The enthusiasm for Starbucks among India’s growing middle class is a sign of the increasing purchasing power of this demographic. A boom of consumerism is taking place in India as the formerly frugal and mostly rural population transforms into an urban middle class. As a result, there is a new awareness of and demand for internationally known brands, and the success of Starbucks in India, a country of tea drinkers, is just one sign of this.
Starbucks is taking advantage of the increased discretionary spending among Indians, which is expected to reach 70% of household income by 2025. It has entered slowly into the country, opening just four stores so far. To minimize risk, the company is working through a joint venture with Tata, the huge conglomerate that owns, among other things, hotels, chemical companies, and car companies such as Jaguar and Land Rover. Tata is also one of Asia’s largest coffee producers.
The contrast with Starbucks’ entry into China is stark. The company already operates over 700 stores there. The different approaches to these two giants with populations of over 1 billion people are largely attributable to problems with India’s infrastructure. For example, poor roads make it very difficult for companies to bring their goods to market throughout the country.

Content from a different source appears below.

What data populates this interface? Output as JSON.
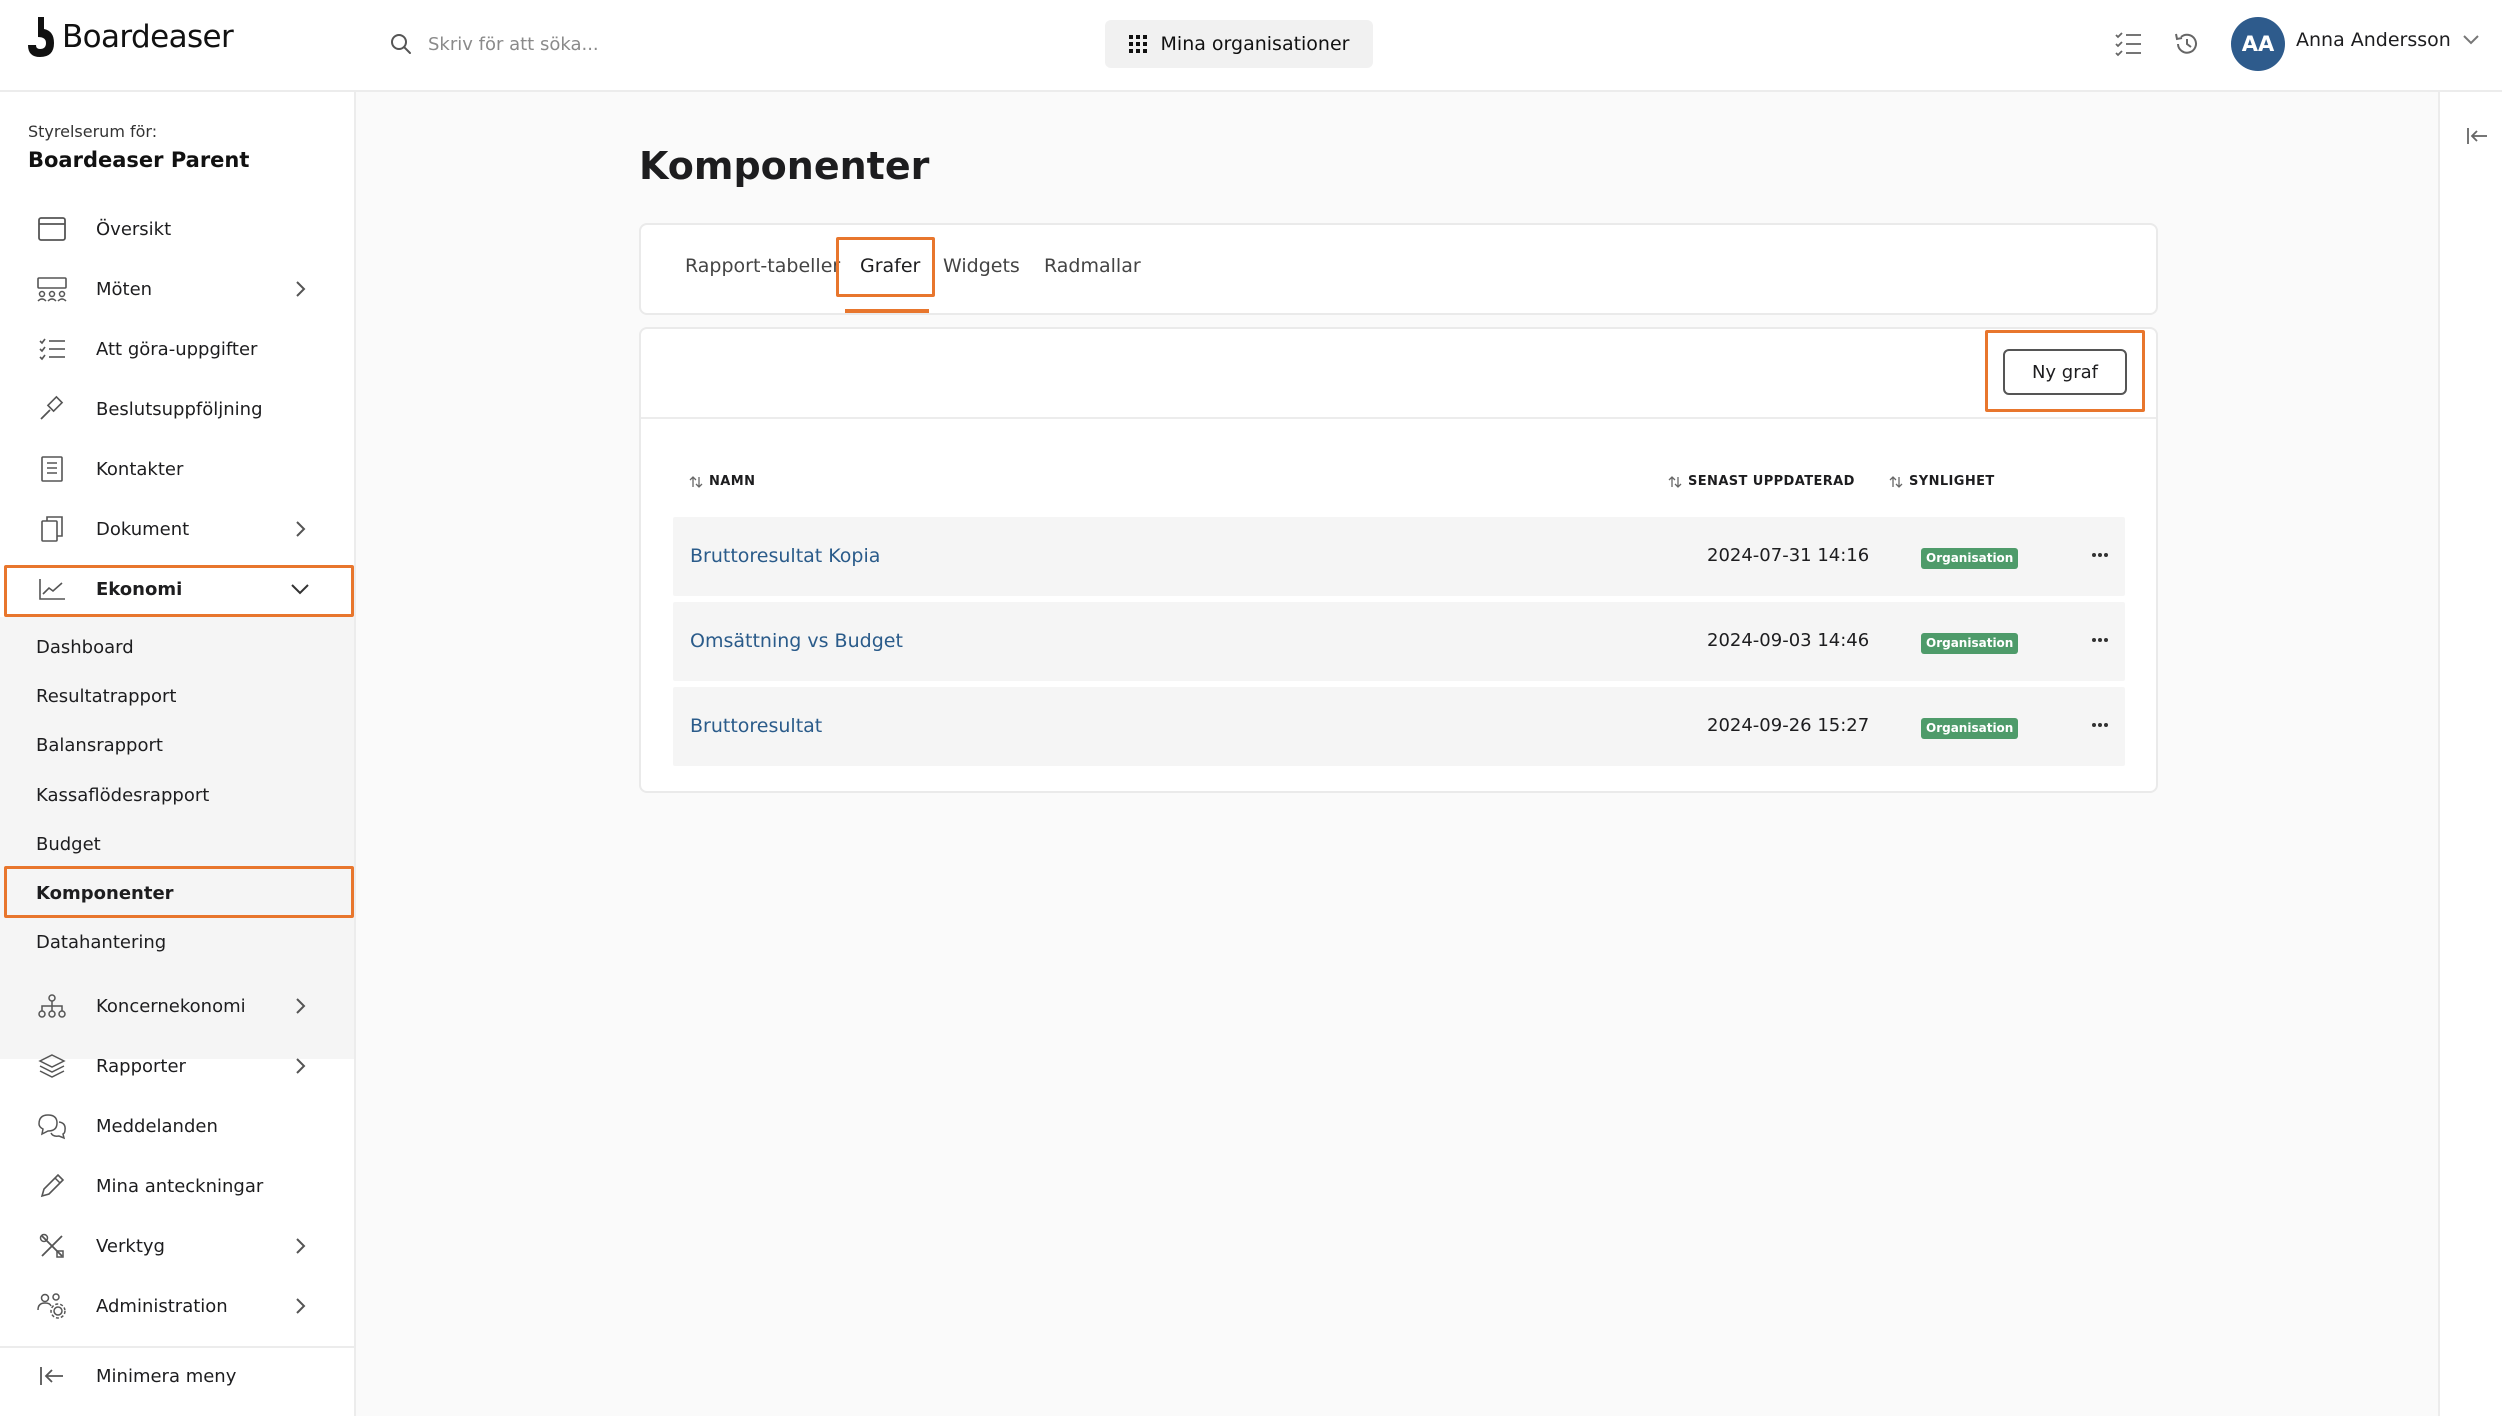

However, the company expects that India will eventually become one of its top five markets and is therefore taking a measured and long-term approach to entering the Indian market.
The example of Starbucks in India very clearly shows how helping raise people out of poverty in the developing world is beneficial for global businesses. The potential for the development of the Indian market is staggering, but in order for it to be realized, further improvements will need to be made. Right now, the average income of an Indian person is $1,490 per year, compared to $48,429 for average Americans. This huge gap will greatly affect the ability of average Indians to purchase $3.35 frappuccinos.
Investments in poverty reduction efforts as well as education and infrastructure will go a long way to helping raise average wages in India, thereby increasing the size of the middle class and increasing consumption of products produced both by local and foreign companies. It is clearly in the interest of US companies, therefore, to make sure that these improvements are made. Starbucks, for one, is counting on it.